Despite uncertainty caused by the July general elections, 2018 was an excellent year in terms of business performance for a number of key players in the local financial sector.
Representatives of Acleda Bank and microfinance institutions Amret, Prasac, and Hattha Kaksekar Limited told Khmer Times that 2018 exceeded their expectations when it comes to important business performance indicators.
Acleda, one of the largest commercial banks in the Kingdom, reported that outstanding loans and deposits rose by as much as 14 and 17 percent respectively last year.
“2018 has been one of the most prosperous years in terms of business growth,” said In Channy, the bank’s president, although he clarified that the first six months of the year were not particularly outstanding.
“Growth in the first half of the year was very slow. We were facing a number of challenges: before the election, customers tended to wait and see, so the demand for loans was limited. Other bank products and services grew very slow as well,” Mr Channy.
However, Acleda chose to focus on improving the quality of its loan assets, prioritising risk mitigation, and upping investment on staff training to improve service quality, which, according to Mr Channy, paid off.
“In the second half of 2018, non-performing loans (NPLs) shrank to less than 2 percent, and the bank started growing back at normal speed,” he added.
Amret, one of the largest MFIs in the country, reported a similar growth in loans – 14.5 percent – while their deposit expanded by 25 percent to reach $449 million.
Mr Chea Phalarin, the MFI’s president and CEO, said, “Our deposits grew significantly because our customers have more trust in our services every year.
“In addition, Cambodia now has a sound macroeconomic policy and political stability, which is also helping build customer trust.”
However, he explained that the outstanding loan growth rate was not impressive compared to 2017. “Outstanding loans did not grow much due to tough competition. Also, we put in place stricter rules for loan disbursement,” he said.
NPLs accounted for just 0.3 percent of total loans in 2018, he added.
Huot Ieng Tong, president and CEO of Hattha Kaksekar Limited (HKL), the first company to issue corporate bonds in the Cambodian securities market, said loans and deposits both grew by 25 percent last year.
“I don’t think the election had an impact on the operation of our business. The economy didn’t slow down, which is why we met our growth goals,” he said.
Another big fish in the MFI business, Prasac Microfinance Institution, also reported positive figures, with its loan portfolio growing by 27 percent, from $1.54 billion in 2017 to $1.96 billion at the end of last year. Deposits, meanwhile, grew by a whopping 40 percent.
“Prasac’s performance in 2018 was great thanks to the country’s rapid economic growth, macroeconomic and political stability, as well as support from the Central Bank, who issued strong regulation for the sector,” said Say Sony, Prasac senior vice president, who added that “all these factors have helped us boost customer trust.”
Like HKL’s Ieng Tong, Mr Sony said the elections did not influence their operations.

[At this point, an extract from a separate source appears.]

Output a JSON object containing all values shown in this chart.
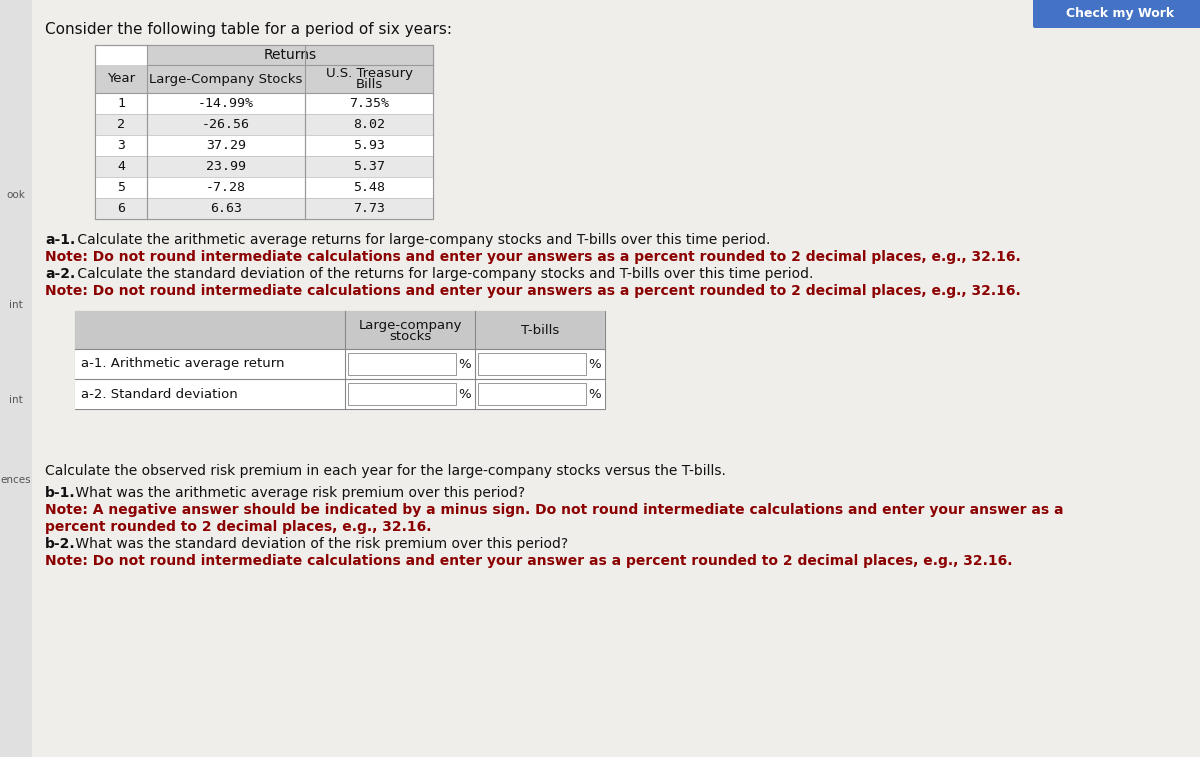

“We still had access to finance, and customers still wanted to deposit their money with us,” he said.
In November, international credit rating agency Standard & Poor’s revised the Banking Industry Country Risk Assessment (BICRA) economic risk trend for Cambodia from ‘negative’ to ‘stable’. Despite the positive assessment, however, the agency warned that the sector remains “high risk” due to excessive loan growth.
Mr Channy says he is confident that 2019 will also be a great year for Cambodia’s financial sector. “We still have the three most important factors: economic, social and political stability, which are fundamental for growth in the financial sector.
“2019 will be one of the best years for Acleda Bank since, according to government and World Bank projections, the economy will continue to grow at a very fast pace,” said Mr Channy.